My thoughts this Tuesday morning:
1) Ben Bernanke's speech widelydiscussed on the Street this morning. Traders wondering why he didn't talk about energy and food prices; further evidence that core inflation is what matters to the Fed. Not much about the weak dollar or inflation, but he did say we would take back some of the rate cuts "if inflation pressures proved stronger than expected." He did acknowledge that housing would be a drag on the economy into early next year.
Nothing specific on what he plans to do in the next 2 FOMC meetings, but we certainly now know that Bernanke's emphasis is on the economy, not inflation.
2) Ericsson's surprise profit warning is having a ripple effect in the entire telecom sector; Alcatel Lucent, Motorola and Nokia are all down pre-open. They blame shortfalls in network and software upgrades--customers not upgrading like they thought. Remember Alcatel Lucent warned in September.
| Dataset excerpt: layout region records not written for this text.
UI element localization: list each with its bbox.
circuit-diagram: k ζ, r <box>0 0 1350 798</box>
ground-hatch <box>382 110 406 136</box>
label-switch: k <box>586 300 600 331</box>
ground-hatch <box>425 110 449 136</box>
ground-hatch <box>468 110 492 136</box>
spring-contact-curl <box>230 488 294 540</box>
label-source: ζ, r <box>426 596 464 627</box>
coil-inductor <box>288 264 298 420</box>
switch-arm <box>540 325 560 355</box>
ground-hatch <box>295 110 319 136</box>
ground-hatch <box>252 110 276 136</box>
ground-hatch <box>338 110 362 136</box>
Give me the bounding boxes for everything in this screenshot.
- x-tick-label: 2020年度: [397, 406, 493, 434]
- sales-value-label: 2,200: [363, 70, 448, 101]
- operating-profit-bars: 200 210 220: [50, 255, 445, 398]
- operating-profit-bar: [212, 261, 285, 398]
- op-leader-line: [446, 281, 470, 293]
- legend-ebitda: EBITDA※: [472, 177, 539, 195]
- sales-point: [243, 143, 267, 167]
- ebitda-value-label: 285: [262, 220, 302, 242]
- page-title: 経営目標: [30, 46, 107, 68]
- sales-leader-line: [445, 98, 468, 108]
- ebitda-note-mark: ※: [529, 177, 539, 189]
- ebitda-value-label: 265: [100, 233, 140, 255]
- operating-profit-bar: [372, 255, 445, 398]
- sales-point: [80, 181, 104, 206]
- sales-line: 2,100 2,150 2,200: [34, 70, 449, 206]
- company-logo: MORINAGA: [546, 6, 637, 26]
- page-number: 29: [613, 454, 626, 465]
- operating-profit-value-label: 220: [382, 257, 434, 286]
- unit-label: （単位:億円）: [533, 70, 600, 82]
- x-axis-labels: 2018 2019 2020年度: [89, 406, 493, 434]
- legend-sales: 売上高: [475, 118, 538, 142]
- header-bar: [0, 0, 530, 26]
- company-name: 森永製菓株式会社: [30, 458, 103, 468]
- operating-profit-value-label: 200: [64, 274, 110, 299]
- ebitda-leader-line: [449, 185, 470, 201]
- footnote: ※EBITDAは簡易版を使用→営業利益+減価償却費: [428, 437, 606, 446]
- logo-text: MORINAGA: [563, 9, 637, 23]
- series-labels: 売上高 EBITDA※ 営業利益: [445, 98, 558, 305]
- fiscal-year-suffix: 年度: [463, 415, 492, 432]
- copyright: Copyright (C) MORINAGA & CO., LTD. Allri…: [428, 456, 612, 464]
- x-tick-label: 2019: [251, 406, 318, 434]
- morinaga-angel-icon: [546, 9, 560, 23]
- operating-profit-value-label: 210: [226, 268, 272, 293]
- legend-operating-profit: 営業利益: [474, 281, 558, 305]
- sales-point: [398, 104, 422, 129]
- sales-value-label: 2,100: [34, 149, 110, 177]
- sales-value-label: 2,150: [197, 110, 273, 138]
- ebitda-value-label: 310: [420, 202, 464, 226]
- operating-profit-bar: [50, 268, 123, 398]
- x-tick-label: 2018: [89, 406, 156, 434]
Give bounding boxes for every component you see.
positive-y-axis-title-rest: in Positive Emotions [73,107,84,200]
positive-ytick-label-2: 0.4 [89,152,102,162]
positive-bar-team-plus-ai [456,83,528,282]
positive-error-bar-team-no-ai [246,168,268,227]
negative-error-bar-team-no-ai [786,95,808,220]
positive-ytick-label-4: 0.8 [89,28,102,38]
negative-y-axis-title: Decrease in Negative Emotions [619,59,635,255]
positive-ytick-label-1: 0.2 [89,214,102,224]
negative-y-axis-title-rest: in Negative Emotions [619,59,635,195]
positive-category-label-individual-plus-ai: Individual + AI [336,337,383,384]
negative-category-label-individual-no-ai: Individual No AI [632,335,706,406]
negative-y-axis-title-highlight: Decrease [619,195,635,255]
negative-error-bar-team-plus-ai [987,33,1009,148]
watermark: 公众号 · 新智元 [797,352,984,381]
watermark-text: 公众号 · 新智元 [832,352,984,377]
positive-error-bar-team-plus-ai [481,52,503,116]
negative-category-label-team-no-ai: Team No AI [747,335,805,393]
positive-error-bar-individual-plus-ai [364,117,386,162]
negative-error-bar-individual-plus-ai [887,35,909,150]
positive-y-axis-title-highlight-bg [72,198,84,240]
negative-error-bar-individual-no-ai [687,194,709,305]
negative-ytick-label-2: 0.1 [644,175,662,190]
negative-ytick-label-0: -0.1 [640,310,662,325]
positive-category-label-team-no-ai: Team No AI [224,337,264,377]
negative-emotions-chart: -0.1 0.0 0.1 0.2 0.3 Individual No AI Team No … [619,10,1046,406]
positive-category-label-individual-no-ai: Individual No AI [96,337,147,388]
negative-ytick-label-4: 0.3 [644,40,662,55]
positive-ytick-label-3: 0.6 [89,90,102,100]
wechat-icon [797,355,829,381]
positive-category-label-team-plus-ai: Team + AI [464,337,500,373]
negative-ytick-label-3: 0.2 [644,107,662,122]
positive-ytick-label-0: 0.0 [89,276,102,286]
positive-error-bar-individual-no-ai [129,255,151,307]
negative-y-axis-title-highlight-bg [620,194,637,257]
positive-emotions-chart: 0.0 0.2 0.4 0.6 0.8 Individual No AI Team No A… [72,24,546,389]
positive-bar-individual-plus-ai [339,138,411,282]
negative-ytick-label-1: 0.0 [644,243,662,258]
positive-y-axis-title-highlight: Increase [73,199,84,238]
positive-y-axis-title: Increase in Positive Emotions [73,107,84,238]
3) More poor comments from banks, this time from regional bank KeyCorp . Profits were below expectations, hurt by loan losses and volatility in fixed income. Wells Fargo also missed expectations, by a small amount ($0.68 actual vs. $0.70 expected). US Bancorp beat by a penny, but they too talked about stress in the mortgage banking business.
4) The weakness in financials yesterday due to Citi's comments about increasing reserves for possible losses on the consumer side has revived fears that some of the pillars of owning financials in Q4 might not be as sturdy as some traders thought.
Late yesterday, Goldman Sachs' David Kostin went right at this argument, attacking four "myths" about financials. Below are excerpts from his report:
(1) Myth: Financials always outperform when the Fed cuts interest rates.
Truth: Financials beat the S&P 500 on average when the Fed lowers rates. But we believe the 1989 experience is most analogous to today's situation. Financials underperformed by 25 percentage points after easing started.
(2) Myth: Financials benefit from strong international trends.
Truth: Financials has among the lowest foreign market exposure of any sector. Only 3 Financials firms generate more than 50% of revenues from outside the US. Median stock in sector has 2% non-US revenue exposure.
(3) Myth: Valuation is extremely attractive for Financials.
Truth: Financials trades at fair value on average.
(4) Myth: Bad 3Q results are already priced in because Financials stocks are trading up on the day negative news is announced.
Truth: We believe Financials will underperform if companies continue to post negative surprises and lower earnings guidance. Current 2008 earnings growth expectation for Financials is 10.2% despite the disappearance of many mortgage-related businesses that contributed to stellar EPS growth in recent years until summer 2007. Mortgage origination fees, servicing fees, and revenue from the securitization and sale of loan commitments for LBOs all seem likely to be less in 2008 than in 2007, but estimates do not reflect this fact.
He recommends investors underweight the sector.